Nuit de fête à Porto Alegre : la joie des uns, le quotidien des autres

Le journaliste français Nicolas Ransom, qui vit au Brésil, nous raconte chaque jour "sa" Coupe du monde. Hier, il était à Porto Alegre pour le premier match des Bleus, remporté 3-0 face au Honduras. Après la rencontre, c'était nuit de fête...Ou pas.
Et 1, et 2, et 3...0 !
Hier, le premier match des Bleus a rappelé de bons souvenirs à tous les supporters français. Ils étaient près de 3 000 dans les tribunes du stade Beira Rio. Tous ou presque sont venus fêter la victoire à la "Casa bleue", le QG des Français  à Porto Alegre, installé dans un bar à la mode en plein centre-ville. Toute la nuit, la caïpirinha  y a coulé à flots. Pas pour tout le monde...

 "I will survive"

Place du marché municipal de Porto Alegre.  La Casa bleue est pleine à craquer. Les enceintes crachent du "I will survive" et les pompes à bière de la "Brahma", la boisson officielle de la Coupe du monde. Les supporters français dansent sur les tables. Dehors, à une dizaine de mètres de là, un homme regarde ces scènes de liesse, désabusé. "Ici, c'est pour les riches. Je ne peux pas rentrer moi".
 

"Je suis un catadore"

Savates aux pieds et T-shirt sale sur le dos, Carlos, 54 ans, pousse un chariot rempli de cartons et de vieilles bouteilles en plastique.  "Je suis un catadore", un recycleur. Derrière sa charrette de fortune, Carlos arpente les rues de poubelle en poubelle à la recherche de déchets en tous genres. "Je les revends ensuite au dépôt", une sorte de grossiste sous contrat avec les industries du recyclage.
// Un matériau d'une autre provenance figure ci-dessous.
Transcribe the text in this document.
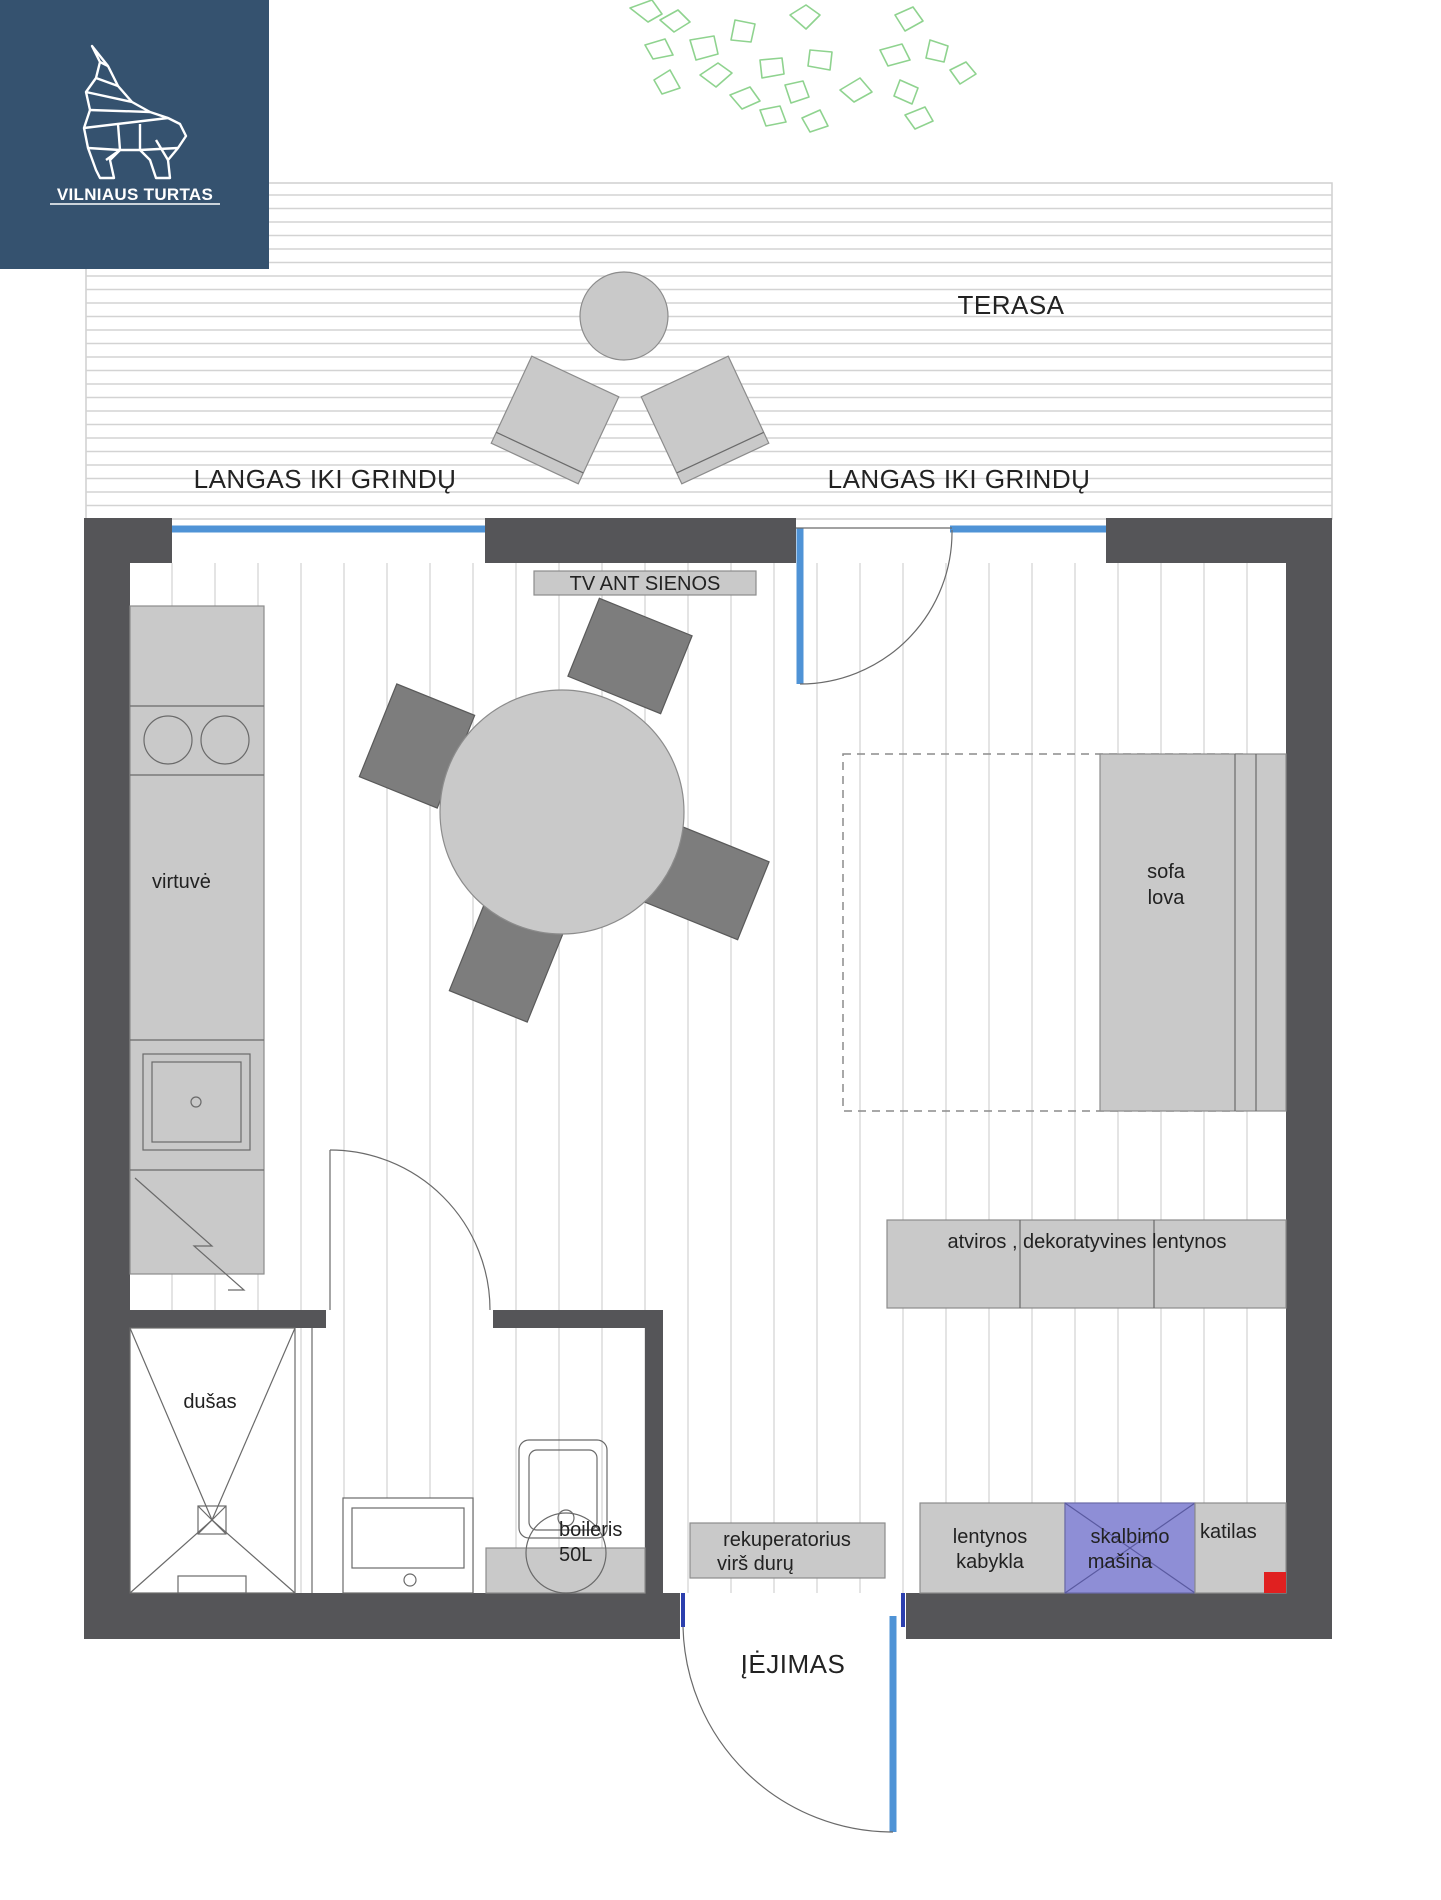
VILNIAUS TURTAS
TERASA
LANGAS IKI GRINDŲ	LANGAS IKI GRINDŲ
TV ANT SIENOS
virtuvė	sofa
lova
atviros , dekoratyvines lentynos
dušas
boileris
50L
rekuperatorius
virš durų
lentynos
kabykla
skalbimo
mašina
katilas
ĮĖJIMAS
8 centimes le kilo de carton, 30 centimes le kilo de bouteilles plastiques, 60 centimes le kilo de canettes... À ce tarif-là, pour survivre, il faut en fouiller des poubelles. Les bons jours, Carlos réussit à se faire une dizaine d'euros. Pas de quoi pouvoir se payer un loyer. Alors Carlos dort dans son chariot, dans la rue, caché sous une vieille couverture.

"Le Mondial c'est pour distraire les riches"

La Coupe du monde ? "Une malédiction qui ne nous apporte que des ennuis", explique Carlos. "Le Mondial, c'est pour distraire les riches... Pour les pauvres comme nous, ça ne change rien..."
Ou plutôt si : depuis le début de la compétition, les "catadores" comme Carlos ne peuvent plus aller dans le quartier du stade avec leur chariot, sous peine d'être arrêtés par la police. Histoire de ne pas importuner les riches supporters venus du monde entier.
 
À Porto Alegre, comme Carlos, ils sont plusieurs milliers à dormir chaque nuit dans les rues. La Coupe du monde ne va rien changer à leur quotidien. Mis à part peut-être quelques canettes de plus dans les poubelles ou les caniveaux.